Après le coup de force d’août 2020 au Mali, l’organisation sous-régionale a immédiatement pris des sanctions contre le Mali, en suspendant le pays de ses organes de décision « avec effet immédiat », mais aussi en fermant « toutes les frontières terrestres et aériennes ainsi que de l’arrêt de tous les flux et transactions économiques, commerciales et financières entre les autres pays membres de la CEDEAO et le Mali ». Invitant par la même occasion « tous ses partenaires à faire de même ».
Cependant, la CEDEAO n’a jusque-là adopté aucune sanction économique encore moins financière à l’encontre de la Guinée et le Burkina Faso, malgré les coups d’État récents dans ces pays voisins du Mali. L’organisation s’est juste contentée de suspendre ces pays de ses institutions.
Au cours de son sommet extraordinaire du 3 février dernier, les Chefs d’État de la CEDEAO ont formulé deux recommandations aux militaires au pouvoir au Burkina Faso. Il s’agit de la libération du président déchu Roch Marc Christian Kaboré et la présentation d’un chronogramme « assez raisonnable » de sortie de crise.
Au regard de cette situation, ne faut-il pas se demander si la CEDEAO fait un traitement partisan de ces coups de force ? Ne s’agit donc plus d’une question d’application de principes communs ? Aurait-elle décidé de sanctionner plus durement le Mali en raison de son effet contagieux dans la sous-région ? Autant de questions auxquelles il est difficile de donner ipso facto une réponse claire et nette. En tout cas, la relation diplomatique entre Paris et Bamako reste très tendue ces derniers temps. Toute chose qui a conduit à l’expulsion de l’ambassadeur de la France au Mali.
Toutefois, à l’ouverture du dernier sommet sur la situation dans ces pays, le président en exercice de la CEDEAO, le Ghanéen Nana Akufo-Addo, a reconnu que le coup d’État au Mali a été « contagieux » parce qu’il a déclenché une tendance dangereuse conduisant à d’autres coups d’État dans la région. « Abordons cette tendance dangereuse collectivement et de manière décisive avant qu’elle ne dévaste toute la région », a-t-il déclaré.
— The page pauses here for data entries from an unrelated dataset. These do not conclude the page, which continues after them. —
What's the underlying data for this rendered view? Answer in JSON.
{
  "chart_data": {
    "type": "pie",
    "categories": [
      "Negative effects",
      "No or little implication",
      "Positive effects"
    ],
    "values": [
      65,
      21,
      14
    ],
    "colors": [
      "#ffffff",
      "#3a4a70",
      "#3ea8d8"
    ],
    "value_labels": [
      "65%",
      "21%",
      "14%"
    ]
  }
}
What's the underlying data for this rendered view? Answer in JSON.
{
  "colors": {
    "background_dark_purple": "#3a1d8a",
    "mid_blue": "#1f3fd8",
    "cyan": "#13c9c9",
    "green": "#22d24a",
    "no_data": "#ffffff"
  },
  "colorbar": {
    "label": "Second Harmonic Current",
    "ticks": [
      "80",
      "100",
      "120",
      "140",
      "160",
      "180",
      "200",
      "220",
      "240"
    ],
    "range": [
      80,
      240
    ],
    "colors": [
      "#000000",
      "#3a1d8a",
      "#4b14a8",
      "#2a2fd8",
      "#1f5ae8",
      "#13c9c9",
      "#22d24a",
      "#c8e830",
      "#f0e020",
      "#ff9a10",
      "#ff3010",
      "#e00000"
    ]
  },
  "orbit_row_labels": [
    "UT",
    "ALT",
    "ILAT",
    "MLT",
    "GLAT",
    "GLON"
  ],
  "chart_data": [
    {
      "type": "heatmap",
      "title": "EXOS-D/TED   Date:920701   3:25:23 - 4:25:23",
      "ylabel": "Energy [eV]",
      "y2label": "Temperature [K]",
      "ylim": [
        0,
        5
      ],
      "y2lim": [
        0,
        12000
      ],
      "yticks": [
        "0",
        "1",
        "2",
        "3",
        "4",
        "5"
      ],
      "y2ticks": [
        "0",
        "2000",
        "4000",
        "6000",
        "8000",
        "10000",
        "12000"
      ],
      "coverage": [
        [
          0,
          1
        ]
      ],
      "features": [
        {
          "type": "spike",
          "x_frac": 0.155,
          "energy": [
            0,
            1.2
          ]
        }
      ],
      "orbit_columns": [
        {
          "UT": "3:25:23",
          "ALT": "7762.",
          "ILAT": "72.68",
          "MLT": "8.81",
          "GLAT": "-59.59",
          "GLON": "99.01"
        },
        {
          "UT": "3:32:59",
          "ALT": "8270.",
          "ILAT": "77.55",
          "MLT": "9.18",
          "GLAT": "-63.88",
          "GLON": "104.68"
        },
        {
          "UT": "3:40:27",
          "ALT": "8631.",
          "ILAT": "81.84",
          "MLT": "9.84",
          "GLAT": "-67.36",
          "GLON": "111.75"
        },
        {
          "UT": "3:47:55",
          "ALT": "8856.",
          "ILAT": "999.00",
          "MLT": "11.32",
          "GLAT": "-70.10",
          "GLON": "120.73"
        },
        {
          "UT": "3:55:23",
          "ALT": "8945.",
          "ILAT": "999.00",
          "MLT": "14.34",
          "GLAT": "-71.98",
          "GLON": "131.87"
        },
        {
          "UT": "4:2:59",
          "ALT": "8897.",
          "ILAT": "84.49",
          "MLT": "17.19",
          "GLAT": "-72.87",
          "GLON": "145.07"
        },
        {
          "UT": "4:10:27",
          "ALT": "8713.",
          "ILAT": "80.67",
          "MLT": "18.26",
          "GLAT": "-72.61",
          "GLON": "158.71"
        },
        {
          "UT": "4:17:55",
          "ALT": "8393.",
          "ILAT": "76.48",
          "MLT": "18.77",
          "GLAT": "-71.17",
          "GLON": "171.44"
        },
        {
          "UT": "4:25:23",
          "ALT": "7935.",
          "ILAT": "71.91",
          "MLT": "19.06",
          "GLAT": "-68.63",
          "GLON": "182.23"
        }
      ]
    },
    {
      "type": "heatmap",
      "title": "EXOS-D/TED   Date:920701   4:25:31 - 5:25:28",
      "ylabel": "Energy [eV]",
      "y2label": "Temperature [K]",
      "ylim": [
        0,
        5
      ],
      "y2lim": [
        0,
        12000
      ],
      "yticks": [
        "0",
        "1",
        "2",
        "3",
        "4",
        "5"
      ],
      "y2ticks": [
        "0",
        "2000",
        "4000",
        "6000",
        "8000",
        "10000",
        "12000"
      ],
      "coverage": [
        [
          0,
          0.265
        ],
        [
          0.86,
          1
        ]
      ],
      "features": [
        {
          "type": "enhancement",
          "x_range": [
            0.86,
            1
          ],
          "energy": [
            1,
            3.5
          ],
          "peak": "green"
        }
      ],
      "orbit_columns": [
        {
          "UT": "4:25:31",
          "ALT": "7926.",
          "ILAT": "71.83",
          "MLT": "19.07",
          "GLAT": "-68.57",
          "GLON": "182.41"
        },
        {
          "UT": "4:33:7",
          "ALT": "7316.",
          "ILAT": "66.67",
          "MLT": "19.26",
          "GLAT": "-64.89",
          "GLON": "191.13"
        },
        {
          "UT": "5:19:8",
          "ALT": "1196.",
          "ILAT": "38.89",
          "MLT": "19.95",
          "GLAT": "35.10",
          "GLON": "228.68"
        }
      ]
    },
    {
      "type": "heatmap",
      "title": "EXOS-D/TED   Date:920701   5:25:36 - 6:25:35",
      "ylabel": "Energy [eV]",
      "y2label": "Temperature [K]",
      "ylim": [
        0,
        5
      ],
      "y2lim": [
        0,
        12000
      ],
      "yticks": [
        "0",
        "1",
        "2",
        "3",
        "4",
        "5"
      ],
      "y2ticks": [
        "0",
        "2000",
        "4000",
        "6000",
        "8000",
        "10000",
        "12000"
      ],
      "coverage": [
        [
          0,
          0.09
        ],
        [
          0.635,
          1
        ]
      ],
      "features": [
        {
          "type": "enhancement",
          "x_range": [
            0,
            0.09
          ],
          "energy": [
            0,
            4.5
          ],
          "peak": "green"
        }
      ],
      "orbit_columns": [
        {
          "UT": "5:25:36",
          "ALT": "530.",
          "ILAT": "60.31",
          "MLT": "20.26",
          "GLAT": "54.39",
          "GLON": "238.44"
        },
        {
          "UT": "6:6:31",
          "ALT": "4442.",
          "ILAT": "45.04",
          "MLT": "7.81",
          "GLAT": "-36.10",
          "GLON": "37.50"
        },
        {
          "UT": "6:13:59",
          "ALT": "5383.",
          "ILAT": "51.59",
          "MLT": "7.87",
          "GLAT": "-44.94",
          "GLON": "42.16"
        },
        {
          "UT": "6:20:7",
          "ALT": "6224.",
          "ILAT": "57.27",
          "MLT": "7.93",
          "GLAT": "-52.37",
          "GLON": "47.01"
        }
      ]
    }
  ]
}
Pour rappel, indique son communiqué, la CEDEAO reste disponible à travailler, en collaboration avec l’Union Africaine et les Nations Unies, en vue d’apporter l’appui technique nécessaire aux autorités du Burkina Faso, de la Guinée et du Mali, pour les aider dans la mise en œuvre du calendrier accepté.
Mais aux yeux de l’opinion publique, la façon de traiter ce dossier des coups de force militaire contribue à décrédibiliser davantage l’image de l’institution ouest-africaine dans la mesure où beaucoup d’internautes avertis doutent de son impartialité face à la situation.